Kasp, I am sorry that you are here, friend.
I'm not sure I'm strong enough to accept that yet.
^^^^^^^^^^^^^^^^^^^^THIS^^^^^^^^^^^^^^^^^^^^^is what you really need to focus on.
I remember that feeling clearly. And I came to this site KNOWING that I was the weakest soul to ever join here.
But those feelings will pass. They will pass when you start to respect yourself more. And that self-respect comes with holding your wife accountable for her actions. You will never "nice" her back into your marriage. Believe it or not, it is the standing up to your wife that will have the best chance of getting through.
Wayward mindsets feed on weakness. This hurts---but she has lost respect for you. If you confront her, there are (3) scenarios that I see can play out:
(1) She leaves. In your mind, you "drove her away", but later on, will realize that was the furthest from the truth.
(2) She stays, but you leave "the ball in her court", and apply no consequences. She will find another way to contact the OM, since she knows that you are weak, and in her control, and maybe(or maybe not) you catch her again later. Lather, rinse, repeat.

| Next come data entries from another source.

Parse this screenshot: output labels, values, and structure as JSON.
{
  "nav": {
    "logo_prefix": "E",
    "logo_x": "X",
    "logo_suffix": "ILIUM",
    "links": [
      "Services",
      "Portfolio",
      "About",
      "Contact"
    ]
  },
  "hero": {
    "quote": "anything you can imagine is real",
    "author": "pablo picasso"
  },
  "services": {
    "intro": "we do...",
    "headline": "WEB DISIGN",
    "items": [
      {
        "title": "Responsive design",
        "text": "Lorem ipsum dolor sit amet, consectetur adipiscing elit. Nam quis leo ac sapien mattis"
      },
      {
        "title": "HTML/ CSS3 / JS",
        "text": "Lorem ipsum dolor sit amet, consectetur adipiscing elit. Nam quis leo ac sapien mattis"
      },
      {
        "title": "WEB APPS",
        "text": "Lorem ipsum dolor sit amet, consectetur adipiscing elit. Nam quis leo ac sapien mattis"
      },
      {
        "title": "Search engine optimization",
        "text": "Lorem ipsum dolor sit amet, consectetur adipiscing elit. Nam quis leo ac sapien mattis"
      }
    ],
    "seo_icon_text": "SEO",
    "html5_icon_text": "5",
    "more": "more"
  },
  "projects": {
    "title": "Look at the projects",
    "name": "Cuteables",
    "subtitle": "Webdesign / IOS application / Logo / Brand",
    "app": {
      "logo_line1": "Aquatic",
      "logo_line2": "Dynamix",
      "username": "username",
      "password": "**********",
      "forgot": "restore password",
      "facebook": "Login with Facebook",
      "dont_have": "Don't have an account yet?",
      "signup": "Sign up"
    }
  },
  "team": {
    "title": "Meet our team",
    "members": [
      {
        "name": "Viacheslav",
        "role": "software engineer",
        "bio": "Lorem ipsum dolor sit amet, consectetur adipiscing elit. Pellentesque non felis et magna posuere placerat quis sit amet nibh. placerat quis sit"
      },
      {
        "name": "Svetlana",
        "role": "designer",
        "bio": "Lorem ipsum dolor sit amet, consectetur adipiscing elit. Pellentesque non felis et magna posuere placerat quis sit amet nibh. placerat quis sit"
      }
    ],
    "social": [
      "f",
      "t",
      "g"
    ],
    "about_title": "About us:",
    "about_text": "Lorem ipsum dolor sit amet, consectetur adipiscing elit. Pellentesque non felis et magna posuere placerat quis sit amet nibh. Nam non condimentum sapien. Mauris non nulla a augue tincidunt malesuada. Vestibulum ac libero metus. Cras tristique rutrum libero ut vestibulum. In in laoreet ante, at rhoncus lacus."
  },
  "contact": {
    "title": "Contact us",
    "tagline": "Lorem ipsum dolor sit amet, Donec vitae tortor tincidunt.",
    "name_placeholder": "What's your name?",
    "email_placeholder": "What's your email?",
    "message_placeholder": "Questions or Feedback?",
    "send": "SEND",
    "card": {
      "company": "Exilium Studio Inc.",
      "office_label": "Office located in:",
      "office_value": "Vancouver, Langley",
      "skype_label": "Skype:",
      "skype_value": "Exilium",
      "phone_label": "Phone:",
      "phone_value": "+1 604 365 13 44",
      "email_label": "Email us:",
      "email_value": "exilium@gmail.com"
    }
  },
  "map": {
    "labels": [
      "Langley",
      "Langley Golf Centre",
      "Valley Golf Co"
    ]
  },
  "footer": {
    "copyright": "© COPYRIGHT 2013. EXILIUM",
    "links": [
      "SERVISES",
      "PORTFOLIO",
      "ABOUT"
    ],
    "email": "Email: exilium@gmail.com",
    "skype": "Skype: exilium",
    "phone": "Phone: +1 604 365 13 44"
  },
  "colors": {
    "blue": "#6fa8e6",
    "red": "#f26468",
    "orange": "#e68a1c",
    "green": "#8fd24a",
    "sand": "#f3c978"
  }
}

(3) She stays, but you apply consequences. You stand up for what is right in your marriage, and refuse to accept anything less. She either shapes up, or ships out, because you will no longer accept this behavior in your marriage.
Go with option (3). It is the hardest for you at this point mentally, but you know it to be the correct choice. YOU KNOW IT. But believe me, I know how hard it is to enforce at this point. That is why you need to focus on strengthening yourself. Detach emotionally(read 180), and learn to love yourself a little bit more.
This whole situation sucks. Your marriage(and life) have just been nuked. But the only one who can pull you out of this is yourself. It is difficult to do, but more than worth the effort.
You can do this.
This is coming from the biggest doormat to ever join here.